Re: [PATCH v1 1/3] x86/tdx: Check for TDX partitioning during early TDX init

From: Huang, Kai
Date: Fri Dec 08 2023 - 05:51:36 EST


On Thu, 2023-12-07 at 20:35 +0100, Jeremi Piotrowski wrote:
> On 07/12/2023 18:21, Jeremi Piotrowski wrote:
> > On 07/12/2023 13:58, Huang, Kai wrote:
> > > >
> > > > That's how it currently works - all the enlightenments are in hypervisor/paravisor
> > > > specific code in arch/x86/hyperv and drivers/hv and the vm is not marked with
> > > > X86_FEATURE_TDX_GUEST.
> > >
> > > And I believe there's a reason that the VM is not marked as TDX guest.
> > Yes, as Elena said:
> > """
> > OK, so in your case it is a decision of L1 VMM not to set the TDX_CPUID_LEAF_ID
> > to reflect that it is a tdx guest and it is on purpose because you want to
> > drop into a special tdx guest, i.e. partitioned guest.
> > """
> > TDX does not provide a means to let the partitioned guest know that it needs to
> > cooperate with the paravisor (e.g. because TDVMCALLs are routed to L0) so this is
> > exposed in a paravisor specific way (cpuids in patch 1).
> >
> > >
> > > >
> > > > But without X86_FEATURE_TDX_GUEST userspace has no unified way to discover that an
> > > > environment is protected by TDX and also the VM gets classified as "AMD SEV" in dmesg.
> > > > This is due to CC_ATTR_GUEST_MEM_ENCRYPT being set but X86_FEATURE_TDX_GUEST not.
> > >
> > > Can you provide more information about what does _userspace_ do here?
> >
> > I gave one usecase in a different email. A workload scheduler like Kubernetes might want to
> > place a workload in a confidential environment, and needs a way to determine that a VM is
> > TDX protected (or SNP protected) to make that placement decision.
> >
> > >
> > > What's the difference if it sees a TDX guest or a normal non-coco guest in
> > > /proc/cpuinfo?
> > >
> > > Looks the whole purpose of this series is to make userspace happy by advertising
> > > TDX guest to /proc/cpuinfo. But if we do that we will have bad side-effect in
> > > the kernel so that we need to do things in your patch 2/3.
> > >
> >
> > Yes, exactly. It's unifying the two approaches so that userspace doesn't have to
> > care.
> >
> > > That doesn't seem very convincing.
> >
> > Why not?
> > The whole point of the kernel is to provide a unified interface to userspace and
> > abstract away these small differences. 
> >

Agree it's better.

> > Yes it requires some kernel code to do,
> > thats not a reason to force every userspace to implement its own logic.

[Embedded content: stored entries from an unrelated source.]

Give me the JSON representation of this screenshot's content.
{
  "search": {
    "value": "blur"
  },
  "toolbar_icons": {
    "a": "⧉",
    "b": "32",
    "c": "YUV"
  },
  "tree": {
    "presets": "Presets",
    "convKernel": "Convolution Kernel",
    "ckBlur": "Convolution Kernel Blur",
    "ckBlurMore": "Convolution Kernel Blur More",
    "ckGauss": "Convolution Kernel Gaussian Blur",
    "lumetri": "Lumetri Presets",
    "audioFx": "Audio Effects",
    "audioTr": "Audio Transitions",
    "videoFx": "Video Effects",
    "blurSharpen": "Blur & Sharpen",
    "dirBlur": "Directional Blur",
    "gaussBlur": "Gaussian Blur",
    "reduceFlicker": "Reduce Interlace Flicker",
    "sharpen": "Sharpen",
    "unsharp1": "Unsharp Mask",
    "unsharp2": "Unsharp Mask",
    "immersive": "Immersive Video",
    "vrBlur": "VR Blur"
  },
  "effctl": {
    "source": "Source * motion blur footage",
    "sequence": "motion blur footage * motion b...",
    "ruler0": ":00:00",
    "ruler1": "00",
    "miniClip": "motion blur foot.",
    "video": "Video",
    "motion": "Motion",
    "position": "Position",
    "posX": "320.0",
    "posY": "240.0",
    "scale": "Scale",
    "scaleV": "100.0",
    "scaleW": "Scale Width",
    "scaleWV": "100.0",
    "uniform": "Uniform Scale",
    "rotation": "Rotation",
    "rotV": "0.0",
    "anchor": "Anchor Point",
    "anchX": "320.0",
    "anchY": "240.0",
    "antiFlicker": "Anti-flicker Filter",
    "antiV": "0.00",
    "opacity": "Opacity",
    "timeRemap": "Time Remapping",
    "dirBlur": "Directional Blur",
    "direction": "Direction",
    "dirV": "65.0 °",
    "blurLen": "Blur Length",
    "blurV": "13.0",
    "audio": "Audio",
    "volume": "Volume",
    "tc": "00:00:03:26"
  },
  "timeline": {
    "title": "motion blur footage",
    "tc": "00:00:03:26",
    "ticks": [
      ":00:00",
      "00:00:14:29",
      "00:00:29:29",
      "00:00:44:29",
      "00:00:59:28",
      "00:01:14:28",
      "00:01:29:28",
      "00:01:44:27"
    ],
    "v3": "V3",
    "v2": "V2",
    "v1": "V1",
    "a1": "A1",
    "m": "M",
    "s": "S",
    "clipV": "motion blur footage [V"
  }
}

This is
> > what the flags in /proc/cpuinfo are for.
> >

Agree /proc/cpuinfo _can_ be one choice, but I am not sure whether it is the
best choice (for your case).

>
> So I feel like we're finally getting to the gist of the disagreements in this thread.
>
> Here's something I think we should all agree on (both a) and b)). X86_FEATURE_TDX_GUEST:
> a) is visible to userspace and not just some kernel-only construct
> b) means "this is a guest running in an Intel TDX Trust Domain, and said guest is aware
> of TDX"
>
> a) is obvious but I think needs restating. b) is what userspace expects, and excludes legacy
> (/unmodified) guests running in a TD. That's a reasonable definition.

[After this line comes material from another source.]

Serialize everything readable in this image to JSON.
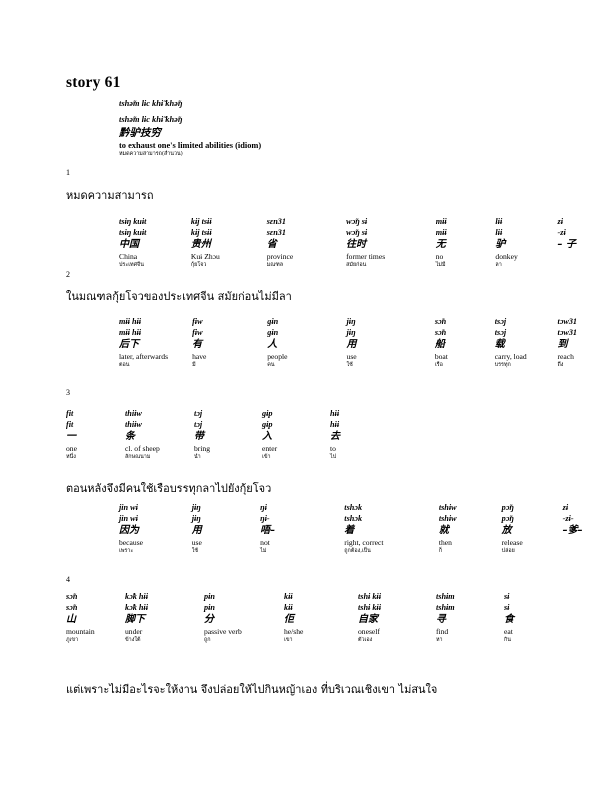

I don't understand b). Firstly, a guest with X86_FEATURE_TDX_GUEST can just be
a TDX guest. How can we distinguish a normal TDX guest vs an enlightened guest
inside TDX hypervisor/paravisor (L2)?

From userspace ABI's point of view, a "TDX guest" flag in /proc/cpuinfo just
means it is a TDX guest, nothing more.

Maybe in your case, the userspace only cares about L2, but what if in other
cases userspace wants to do different things for the above two cases?

The point is, from userspace ABI's view, I think each individual feature the
kernel provides should have its own ABI (if userspace needs that).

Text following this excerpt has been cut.